ImmuneDynamics / Spectre

A computational toolkit in R for the integration, exploration, and analysis of high-dimensional single-cell cytometry and imaging data.
https://immunedynamics.github.io/spectre/
MIT License
57 stars 22 forks source link

Error processing large IMC dataset in advanced analysis - 1. Add Masks #198

Open RoryCostell opened 1 month ago

RoryCostell commented 1 month ago

Hi,

I'm having trouble processing a large IMC dataset. The ROIs are 2000x2000 with a 42-marker panel. There are 61 of these ROIs and they have been segmented using Ilastik successfully (although it took about a week to process).

The issue arises when Spectre is generating the polygons and outlines for the spatial data, the RAM usage for R shoots up and I'm assuming it reaches the limit for my computer (M1 Max, 64Gb RAM).

This is after the command spatial.dat <- do.create.outlines(dat = spatial.dat, mask.name = i)

Initially, it would give the error 'Error: vector memory exhausted (limit reached?)', however, I had to increase it beyond 150Gb - I have attached a screenshot of the usage. Currently, it is set at 250Gb using R_MAX_VSIZE=250Gb in .Renviron

Now R just crashes after the polygon step.

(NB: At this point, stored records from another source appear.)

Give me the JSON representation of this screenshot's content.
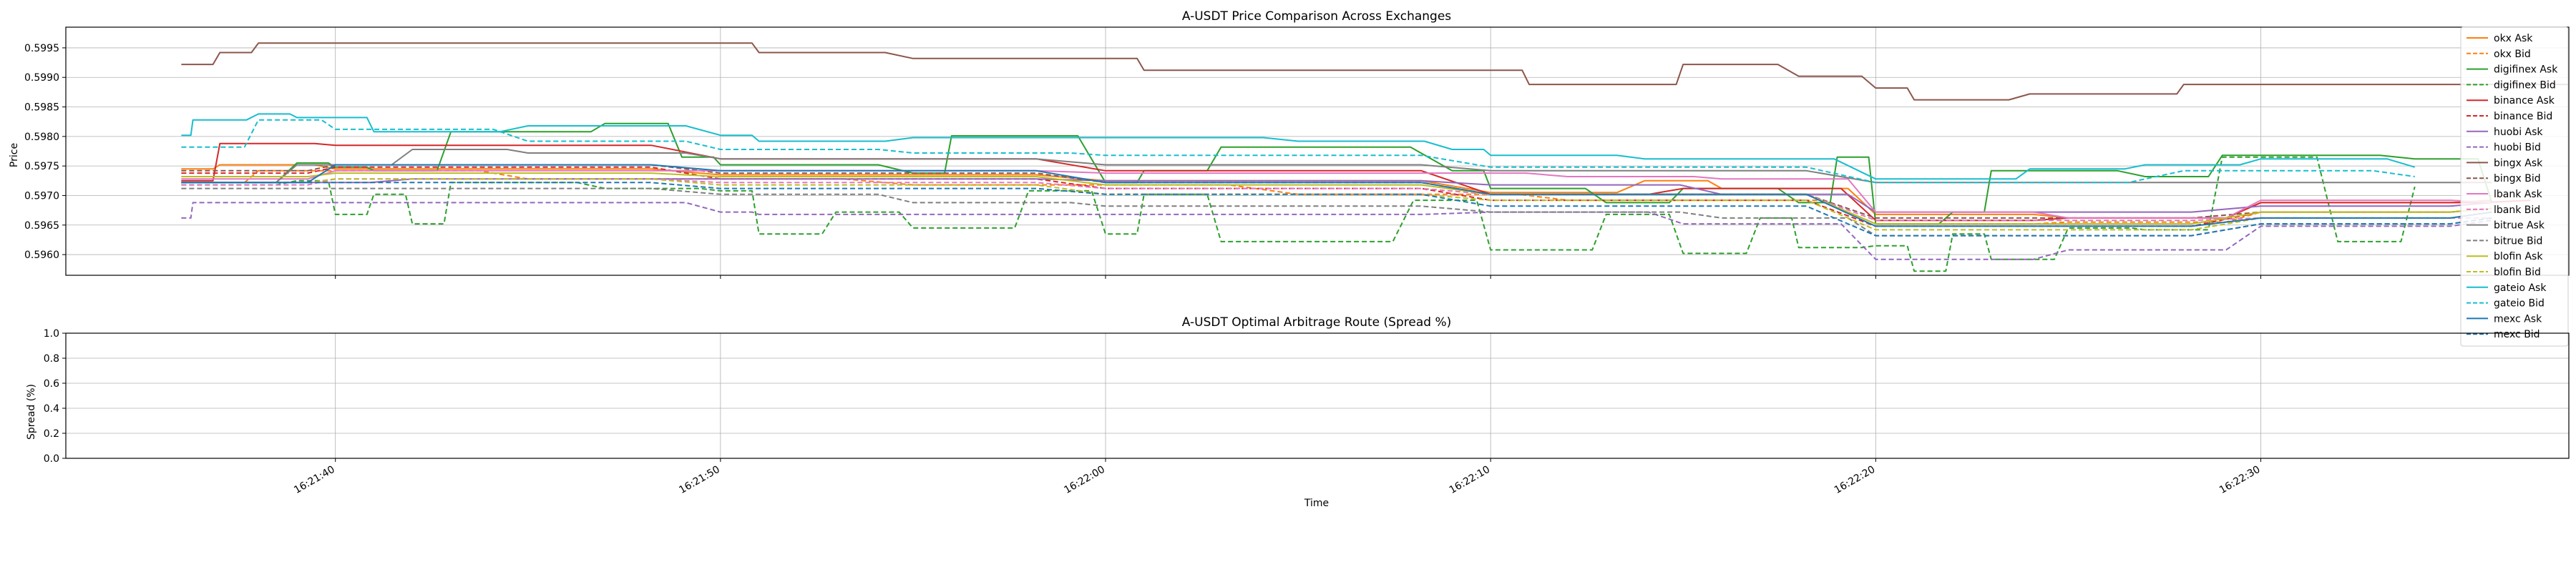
{
  "figure": {
    "xlabel": "Time",
    "x_ticks": [
      "16:21:40",
      "16:21:50",
      "16:22:00",
      "16:22:10",
      "16:22:20",
      "16:22:30"
    ]
  },
  "chart_data": [
    {
      "type": "line",
      "title": "A-USDT Price Comparison Across Exchanges",
      "ylabel": "Price",
      "xlabel": "",
      "xlim": [
        "16:21:33",
        "16:22:38"
      ],
      "ylim": [
        0.59565,
        0.59985
      ],
      "y_ticks": [
        "0.5960",
        "0.5965",
        "0.5970",
        "0.5975",
        "0.5980",
        "0.5985",
        "0.5990",
        "0.5995"
      ],
      "grid": true,
      "legend": "right",
      "series": [
        {
          "name": "okx Ask",
          "color": "#ff7f0e",
          "dash": false,
          "x": [
            "16:21:36",
            "16:21:37",
            "16:21:40",
            "16:21:50",
            "16:22:00",
            "16:22:10",
            "16:22:14",
            "16:22:16",
            "16:22:20",
            "16:22:25",
            "16:22:30",
            "16:22:36"
          ],
          "values": [
            0.59745,
            0.59752,
            0.59745,
            0.59735,
            0.59725,
            0.59705,
            0.59725,
            0.59712,
            0.59668,
            0.59662,
            0.59688,
            0.59692
          ]
        },
        {
          "name": "okx Bid",
          "color": "#ff7f0e",
          "dash": true,
          "x": [
            "16:21:36",
            "16:21:38",
            "16:21:45",
            "16:21:55",
            "16:22:05",
            "16:22:12",
            "16:22:20",
            "16:22:25",
            "16:22:30",
            "16:22:36"
          ],
          "values": [
            0.59722,
            0.59742,
            0.59728,
            0.59718,
            0.59702,
            0.59692,
            0.59652,
            0.59655,
            0.59672,
            0.59678
          ]
        },
        {
          "name": "digifinex Ask",
          "color": "#2ca02c",
          "dash": false,
          "x": [
            "16:21:36",
            "16:21:39",
            "16:21:40",
            "16:21:41",
            "16:21:43",
            "16:21:45",
            "16:21:47",
            "16:21:49",
            "16:21:50",
            "16:21:55",
            "16:21:56",
            "16:22:00",
            "16:22:01",
            "16:22:03",
            "16:22:09",
            "16:22:10",
            "16:22:13",
            "16:22:15",
            "16:22:18",
            "16:22:19",
            "16:22:20",
            "16:22:22",
            "16:22:23",
            "16:22:27",
            "16:22:29",
            "16:22:34",
            "16:22:36"
          ],
          "values": [
            0.59722,
            0.59755,
            0.59748,
            0.59742,
            0.59808,
            0.59808,
            0.59822,
            0.59765,
            0.59752,
            0.59738,
            0.59801,
            0.59722,
            0.59742,
            0.59782,
            0.59742,
            0.59712,
            0.59688,
            0.59712,
            0.59688,
            0.59765,
            0.59652,
            0.59672,
            0.59742,
            0.59732,
            0.59768,
            0.59762,
            0.59688
          ]
        },
        {
          "name": "digifinex Bid",
          "color": "#2ca02c",
          "dash": true,
          "x": [
            "16:21:36",
            "16:21:39",
            "16:21:40",
            "16:21:41",
            "16:21:42",
            "16:21:43",
            "16:21:47",
            "16:21:50",
            "16:21:51",
            "16:21:53",
            "16:21:55",
            "16:21:56",
            "16:21:58",
            "16:22:00",
            "16:22:01",
            "16:22:03",
            "16:22:05",
            "16:22:08",
            "16:22:10",
            "16:22:11",
            "16:22:13",
            "16:22:15",
            "16:22:17",
            "16:22:18",
            "16:22:20",
            "16:22:21",
            "16:22:22",
            "16:22:23",
            "16:22:25",
            "16:22:27",
            "16:22:29",
            "16:22:32",
            "16:22:34"
          ],
          "values": [
            0.59718,
            0.59725,
            0.59668,
            0.59702,
            0.59652,
            0.59722,
            0.59712,
            0.59708,
            0.59635,
            0.59672,
            0.59645,
            0.59645,
            0.59708,
            0.59635,
            0.59702,
            0.59622,
            0.59622,
            0.59692,
            0.59608,
            0.59608,
            0.59668,
            0.59602,
            0.59662,
            0.59612,
            0.59615,
            0.59572,
            0.59635,
            0.59592,
            0.59645,
            0.59642,
            0.59765,
            0.59622,
            0.59715
          ]
        },
        {
          "name": "binance Ask",
          "color": "#d62728",
          "dash": false,
          "x": [
            "16:21:36",
            "16:21:37",
            "16:21:40",
            "16:21:50",
            "16:22:00",
            "16:22:10",
            "16:22:15",
            "16:22:20",
            "16:22:25",
            "16:22:30",
            "16:22:37"
          ],
          "values": [
            0.59725,
            0.59788,
            0.59785,
            0.59762,
            0.59742,
            0.59702,
            0.59712,
            0.59658,
            0.59662,
            0.59688,
            0.59692
          ]
        },
        {
          "name": "binance Bid",
          "color": "#d62728",
          "dash": true,
          "x": [
            "16:21:36",
            "16:21:40",
            "16:21:50",
            "16:22:00",
            "16:22:10",
            "16:22:20",
            "16:22:30",
            "16:22:36"
          ],
          "values": [
            0.59738,
            0.59748,
            0.59728,
            0.59712,
            0.59692,
            0.59648,
            0.59672,
            0.59678
          ]
        },
        {
          "name": "huobi Ask",
          "color": "#9467bd",
          "dash": false,
          "x": [
            "16:21:36",
            "16:21:42",
            "16:21:50",
            "16:22:00",
            "16:22:10",
            "16:22:16",
            "16:22:20",
            "16:22:30",
            "16:22:36"
          ],
          "values": [
            0.59722,
            0.59728,
            0.59728,
            0.59725,
            0.59718,
            0.59702,
            0.59672,
            0.59682,
            0.59688
          ]
        },
        {
          "name": "huobi Bid",
          "color": "#9467bd",
          "dash": true,
          "x": [
            "16:21:36",
            "16:21:36.3",
            "16:21:37",
            "16:21:45",
            "16:21:50",
            "16:21:51",
            "16:22:00",
            "16:22:10",
            "16:22:15",
            "16:22:20",
            "16:22:25",
            "16:22:30",
            "16:22:36"
          ],
          "values": [
            0.59662,
            0.59688,
            0.59688,
            0.59688,
            0.59672,
            0.59668,
            0.59668,
            0.59672,
            0.59652,
            0.59592,
            0.59608,
            0.59648,
            0.59658
          ]
        },
        {
          "name": "bingx Ask",
          "color": "#8c564b",
          "dash": false,
          "x": [
            "16:21:36",
            "16:21:37",
            "16:21:38",
            "16:21:50",
            "16:21:51",
            "16:21:55",
            "16:22:00",
            "16:22:01",
            "16:22:05",
            "16:22:10",
            "16:22:11",
            "16:22:14",
            "16:22:15",
            "16:22:18",
            "16:22:20",
            "16:22:21",
            "16:22:24",
            "16:22:27",
            "16:22:28",
            "16:22:38"
          ],
          "values": [
            0.59922,
            0.59942,
            0.59958,
            0.59958,
            0.59942,
            0.59932,
            0.59932,
            0.59912,
            0.59912,
            0.59912,
            0.59888,
            0.59888,
            0.59922,
            0.59902,
            0.59882,
            0.59862,
            0.59872,
            0.59872,
            0.59888,
            0.59888
          ]
        },
        {
          "name": "bingx Bid",
          "color": "#8c564b",
          "dash": true,
          "x": [
            "16:21:36",
            "16:21:40",
            "16:21:50",
            "16:22:00",
            "16:22:10",
            "16:22:20",
            "16:22:30",
            "16:22:36"
          ],
          "values": [
            0.59742,
            0.59752,
            0.59738,
            0.59722,
            0.59702,
            0.59662,
            0.59672,
            0.59678
          ]
        },
        {
          "name": "lbank Ask",
          "color": "#e377c2",
          "dash": false,
          "x": [
            "16:21:36",
            "16:21:40",
            "16:21:50",
            "16:22:00",
            "16:22:06",
            "16:22:12",
            "16:22:16",
            "16:22:20",
            "16:22:25",
            "16:22:30",
            "16:22:36"
          ],
          "values": [
            0.59728,
            0.59742,
            0.59742,
            0.59738,
            0.59738,
            0.59732,
            0.59728,
            0.59672,
            0.59662,
            0.59692,
            0.59688
          ]
        },
        {
          "name": "lbank Bid",
          "color": "#e377c2",
          "dash": true,
          "x": [
            "16:21:36",
            "16:21:40",
            "16:21:50",
            "16:22:00",
            "16:22:10",
            "16:22:20",
            "16:22:30",
            "16:22:36"
          ],
          "values": [
            0.59718,
            0.59728,
            0.59722,
            0.59712,
            0.59702,
            0.59658,
            0.59662,
            0.59662
          ]
        },
        {
          "name": "bitrue Ask",
          "color": "#7f7f7f",
          "dash": false,
          "x": [
            "16:21:36",
            "16:21:39",
            "16:21:42",
            "16:21:45",
            "16:21:50",
            "16:22:00",
            "16:22:10",
            "16:22:20",
            "16:22:30",
            "16:22:36"
          ],
          "values": [
            0.59722,
            0.59752,
            0.59778,
            0.59772,
            0.59762,
            0.59752,
            0.59742,
            0.59722,
            0.59722,
            0.59722
          ]
        },
        {
          "name": "bitrue Bid",
          "color": "#7f7f7f",
          "dash": true,
          "x": [
            "16:21:36",
            "16:21:40",
            "16:21:50",
            "16:21:55",
            "16:22:00",
            "16:22:10",
            "16:22:16",
            "16:22:20",
            "16:22:30",
            "16:22:36"
          ],
          "values": [
            0.59712,
            0.59712,
            0.59702,
            0.59688,
            0.59682,
            0.59672,
            0.59662,
            0.59632,
            0.59652,
            0.59662
          ]
        },
        {
          "name": "blofin Ask",
          "color": "#bcbd22",
          "dash": false,
          "x": [
            "16:21:36",
            "16:21:40",
            "16:21:50",
            "16:22:00",
            "16:22:10",
            "16:22:20",
            "16:22:30",
            "16:22:36"
          ],
          "values": [
            0.59732,
            0.59738,
            0.59732,
            0.59718,
            0.59702,
            0.59652,
            0.59672,
            0.59678
          ]
        },
        {
          "name": "blofin Bid",
          "color": "#bcbd22",
          "dash": true,
          "x": [
            "16:21:36",
            "16:21:40",
            "16:21:50",
            "16:22:00",
            "16:22:10",
            "16:22:20",
            "16:22:30",
            "16:22:36"
          ],
          "values": [
            0.59722,
            0.59728,
            0.59718,
            0.59702,
            0.59692,
            0.59642,
            0.59662,
            0.59672
          ]
        },
        {
          "name": "gateio Ask",
          "color": "#17becf",
          "dash": false,
          "x": [
            "16:21:36",
            "16:21:36.3",
            "16:21:38",
            "16:21:39",
            "16:21:40",
            "16:21:41",
            "16:21:45",
            "16:21:50",
            "16:21:51",
            "16:21:55",
            "16:22:00",
            "16:22:05",
            "16:22:09",
            "16:22:10",
            "16:22:14",
            "16:22:20",
            "16:22:22",
            "16:22:24",
            "16:22:27",
            "16:22:30",
            "16:22:34"
          ],
          "values": [
            0.59802,
            0.59828,
            0.59838,
            0.59832,
            0.59832,
            0.59808,
            0.59818,
            0.59802,
            0.59792,
            0.59798,
            0.59798,
            0.59792,
            0.59778,
            0.59768,
            0.59762,
            0.59728,
            0.59728,
            0.59745,
            0.59752,
            0.59762,
            0.59748
          ]
        },
        {
          "name": "gateio Bid",
          "color": "#17becf",
          "dash": true,
          "x": [
            "16:21:36",
            "16:21:38",
            "16:21:40",
            "16:21:45",
            "16:21:50",
            "16:21:55",
            "16:22:00",
            "16:22:10",
            "16:22:20",
            "16:22:28",
            "16:22:34"
          ],
          "values": [
            0.59782,
            0.59828,
            0.59812,
            0.59792,
            0.59778,
            0.59772,
            0.59768,
            0.59748,
            0.59722,
            0.59742,
            0.59732
          ]
        },
        {
          "name": "mexc Ask",
          "color": "#1f77b4",
          "dash": false,
          "x": [
            "16:21:36",
            "16:21:40",
            "16:21:50",
            "16:22:00",
            "16:22:10",
            "16:22:20",
            "16:22:30",
            "16:22:36"
          ],
          "values": [
            0.59722,
            0.59752,
            0.59742,
            0.59722,
            0.59702,
            0.59648,
            0.59662,
            0.59672
          ]
        },
        {
          "name": "mexc Bid",
          "color": "#1f77b4",
          "dash": true,
          "x": [
            "16:21:36",
            "16:21:40",
            "16:21:50",
            "16:22:00",
            "16:22:10",
            "16:22:20",
            "16:22:30",
            "16:22:36"
          ],
          "values": [
            0.59722,
            0.59722,
            0.59712,
            0.59702,
            0.59682,
            0.59632,
            0.59652,
            0.59662
          ]
        }
      ]
    },
    {
      "type": "line",
      "title": "A-USDT Optimal Arbitrage Route (Spread %)",
      "ylabel": "Spread (%)",
      "xlabel": "Time",
      "xlim": [
        "16:21:33",
        "16:22:38"
      ],
      "ylim": [
        0.0,
        1.0
      ],
      "y_ticks": [
        "0.0",
        "0.2",
        "0.4",
        "0.6",
        "0.8",
        "1.0"
      ],
      "grid": true,
      "series": []
    }
  ]
}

Screenshot 2024-10-01 at 6 16 07 PM

I'm wondering whether it is still possible to analyse these IMC images with Spectre, whether I need to redo the Ilastik step differently or whether I simply need a larger computer to analyse these images?

I can send you the IMC files and masks to try if you need to reproduce the error on your end, but as there is no error code (just a crash), I'm unsure where to go.

ghar1821 commented 1 month ago

Hi @RoryCostell, how big is the list in your spatial.dat? If you only have 1 element in it, then I'm more inclined to say you need bigger computer. But if you have several, maybe see if you can split it into multiple lists and run do.create.outlines a several times (one per list)? After it finishes, then you can recombine the lists and proceed.

RoryCostell commented 1 month ago

Hi @ghar1821 - my list has 61 elements, but the function stops at the first ROI. Sorry for the silly question - is this the right command to see?

Screenshot 2024-10-23 at 2 13 02 PM

ghar1821 commented 3 weeks ago

yes that's the right function to run.

Is it possible to export the current spatial.dat out into either RDS or QS (https://cran.r-project.org/web/packages/qs/vignettes/vignette.html) object, create a new object containing just 1 element in spatial.dat, remove spatial.dat from memory, and run do.create.outlines? That way, the function will have more memory to run.

So something like the following:

library(qs)

qsave(spatial.dat, "myfolder/spatial_dat_full.qs")

spatial.dat.subset <- list()
spatial.dat.subset[[1]] <- spatial.dat[[1]]

rm(spatial.dat)

spatial.dat.subset <- do.create.outlines(dat = spatial.dat.subset, mask.name = i)

qsave(spatial.dat.subset, "myfolder/spatial_dat_1_with_outline.qs")

# load element 2 and repeat. Can put the above into a loop if it works.